W jaki sposób Łukaszenka może stracić władzę? Jednym ze scenariuszy jest wariant „północnokoreański”, czyli namaszczenie na następcę jednego z synów (ma ich trzech – Wiktar do niedawna kontrolował resorty siłowe, a obecnie kieruje białoruskim komitetem olimpijskim, Dzmitryj jest działaczem sportowym, a najmłodszy Kola, owoc romansu z osobistą lekarką, to jeszcze nastolatek). Obalenie i ucieczka z kraju wzorem Wiktora Janukowycza mimo wszystko jest mało prawdopodobne. Autorzy książki oceniają, że najbardziej realną możliwością wydaje się przejęcie rządów przez kogoś z nomenklatury. „Dziś dyktator za pomocą ciągłych czystek w kadrach i siły swoich wpływów utrzymuje się na czele stada – piszą. – Z wiekiem będzie jednak coraz mniej spostrzegawczy i wolniejszy w reagowaniu. Jeśli nomenklatura poczuje się pewniej, może uznać, także pod wpływem nacisków społecznych, że czas się go pozbyć”.

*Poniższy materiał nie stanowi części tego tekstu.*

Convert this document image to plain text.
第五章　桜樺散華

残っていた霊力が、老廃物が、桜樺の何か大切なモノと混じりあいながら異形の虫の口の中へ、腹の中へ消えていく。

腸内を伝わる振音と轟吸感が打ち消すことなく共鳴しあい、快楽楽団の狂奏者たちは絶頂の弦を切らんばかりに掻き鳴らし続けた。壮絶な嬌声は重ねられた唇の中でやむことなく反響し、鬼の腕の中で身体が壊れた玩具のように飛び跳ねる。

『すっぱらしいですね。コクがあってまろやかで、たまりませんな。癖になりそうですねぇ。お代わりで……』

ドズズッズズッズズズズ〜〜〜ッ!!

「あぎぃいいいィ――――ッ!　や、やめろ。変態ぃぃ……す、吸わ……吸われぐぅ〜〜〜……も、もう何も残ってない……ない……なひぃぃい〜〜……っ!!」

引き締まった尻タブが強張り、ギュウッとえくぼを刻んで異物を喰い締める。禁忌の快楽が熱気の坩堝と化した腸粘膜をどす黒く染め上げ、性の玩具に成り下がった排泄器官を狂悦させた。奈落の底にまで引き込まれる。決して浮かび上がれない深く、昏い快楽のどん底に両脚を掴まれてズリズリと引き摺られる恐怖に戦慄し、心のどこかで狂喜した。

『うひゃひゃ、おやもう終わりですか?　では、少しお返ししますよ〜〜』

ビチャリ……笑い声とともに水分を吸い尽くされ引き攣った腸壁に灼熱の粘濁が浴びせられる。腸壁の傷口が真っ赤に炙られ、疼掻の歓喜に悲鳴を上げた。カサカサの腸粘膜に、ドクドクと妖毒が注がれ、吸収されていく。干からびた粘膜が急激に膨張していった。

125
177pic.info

Przypominają, że w wyniku masowych protestów w 2020 roku tylko nieliczni przedstawiciele politycznych elit – jak na przykład Paweł Łatuszka, były dyplomata i minister kultury – przeszli na drugą stronę barykady. „Zbudowany przez Łukaszenkę wertykał mocno się trzymał – dodają. – Skorumpowani urzędnicy pamiętali, że podstawową zasadą ich pracy jest lojalność, bo zdrady Łukaszenka nie wybacza nigdy”.
Reportaże ukazujące się nakładem Wydawnictwa Czarnego charakteryzują się pod kątem graficznym raczej ascetycznym wydaniem. Można by pokręcić nosem nad brakiem chociażby kilku zdjęć, ale z drugiej strony, czy umniejsza to wartości całej publikacji? Oczywiście, że nie.